My mom walks by, waving as she continues on to her bedroom.

Josh picks up the Scooby-Doo keychain. He stops in the doorway and looks back at me.

“What is it?” I ask.

“I don’t think you should look at this thing alone,” he says. “It’s either a mean prank or it’s…”

I feel the tears coming on again.

“Let’s make a deal to only look at it together,” he says.

“So you’ll come over again?” I ask. “You don’t mind?”

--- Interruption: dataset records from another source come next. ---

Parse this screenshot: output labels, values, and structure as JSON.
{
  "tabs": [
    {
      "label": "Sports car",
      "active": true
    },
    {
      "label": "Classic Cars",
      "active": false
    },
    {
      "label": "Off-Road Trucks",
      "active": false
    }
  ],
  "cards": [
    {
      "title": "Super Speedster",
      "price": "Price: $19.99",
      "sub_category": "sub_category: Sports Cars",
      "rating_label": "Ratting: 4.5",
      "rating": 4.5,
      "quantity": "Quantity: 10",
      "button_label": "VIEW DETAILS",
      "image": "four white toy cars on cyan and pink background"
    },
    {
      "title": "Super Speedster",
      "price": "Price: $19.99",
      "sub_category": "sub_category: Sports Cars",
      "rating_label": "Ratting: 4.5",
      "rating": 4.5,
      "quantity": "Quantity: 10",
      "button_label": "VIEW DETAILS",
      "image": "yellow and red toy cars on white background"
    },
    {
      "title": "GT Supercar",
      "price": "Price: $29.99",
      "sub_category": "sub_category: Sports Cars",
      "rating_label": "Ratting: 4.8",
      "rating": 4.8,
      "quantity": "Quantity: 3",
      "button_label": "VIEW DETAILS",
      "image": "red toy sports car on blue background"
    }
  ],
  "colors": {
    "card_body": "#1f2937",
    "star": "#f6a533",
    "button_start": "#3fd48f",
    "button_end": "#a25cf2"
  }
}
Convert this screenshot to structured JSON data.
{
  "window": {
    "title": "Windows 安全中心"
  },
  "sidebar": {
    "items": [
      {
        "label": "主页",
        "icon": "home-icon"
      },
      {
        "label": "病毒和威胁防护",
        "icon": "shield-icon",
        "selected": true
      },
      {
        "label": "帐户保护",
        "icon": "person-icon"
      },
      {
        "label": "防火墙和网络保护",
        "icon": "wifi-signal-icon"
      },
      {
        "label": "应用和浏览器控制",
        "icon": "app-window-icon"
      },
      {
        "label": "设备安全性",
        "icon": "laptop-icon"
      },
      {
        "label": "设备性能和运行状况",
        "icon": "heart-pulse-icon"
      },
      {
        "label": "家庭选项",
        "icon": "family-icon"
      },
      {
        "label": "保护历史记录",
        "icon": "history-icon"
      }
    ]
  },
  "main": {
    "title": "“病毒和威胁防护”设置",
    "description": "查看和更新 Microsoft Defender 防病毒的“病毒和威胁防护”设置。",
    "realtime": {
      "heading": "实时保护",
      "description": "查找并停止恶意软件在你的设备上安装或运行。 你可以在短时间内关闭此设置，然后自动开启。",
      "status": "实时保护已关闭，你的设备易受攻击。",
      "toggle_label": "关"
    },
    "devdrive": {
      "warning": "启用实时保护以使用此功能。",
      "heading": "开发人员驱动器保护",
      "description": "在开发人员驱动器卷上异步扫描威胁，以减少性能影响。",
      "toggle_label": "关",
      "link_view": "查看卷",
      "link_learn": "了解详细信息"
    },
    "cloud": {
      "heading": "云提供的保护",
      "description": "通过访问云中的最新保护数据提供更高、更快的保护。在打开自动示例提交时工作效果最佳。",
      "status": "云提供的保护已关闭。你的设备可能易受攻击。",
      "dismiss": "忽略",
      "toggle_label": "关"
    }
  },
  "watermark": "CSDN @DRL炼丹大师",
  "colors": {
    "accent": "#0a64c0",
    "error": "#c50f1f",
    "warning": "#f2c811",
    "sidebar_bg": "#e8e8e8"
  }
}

Josh stares at the keychain in his hand, pressing the Scooby nose on and off. “No, it’s cool.”

“How about tomorrow? After track.”

“That’s fine,” Josh says. “Maybe Tyson and I will even stop by the meet.”

I smile for the first time all evening. Last year, Josh used to come to all my home meets just to wave and cheer me on. It makes me want to be honest and tell him what else I saw on the website, before he came over. But I can’t bring myself to say it. I look down at my new white carpet. What I saw would make things even more awkward between us. And for one night, I want to feel like things can be normal again.

“What is it?” Josh asks.

I’ll have to tell him eventually. “Tomorrow,” I say, “we should see if you have one of those webpages, too.”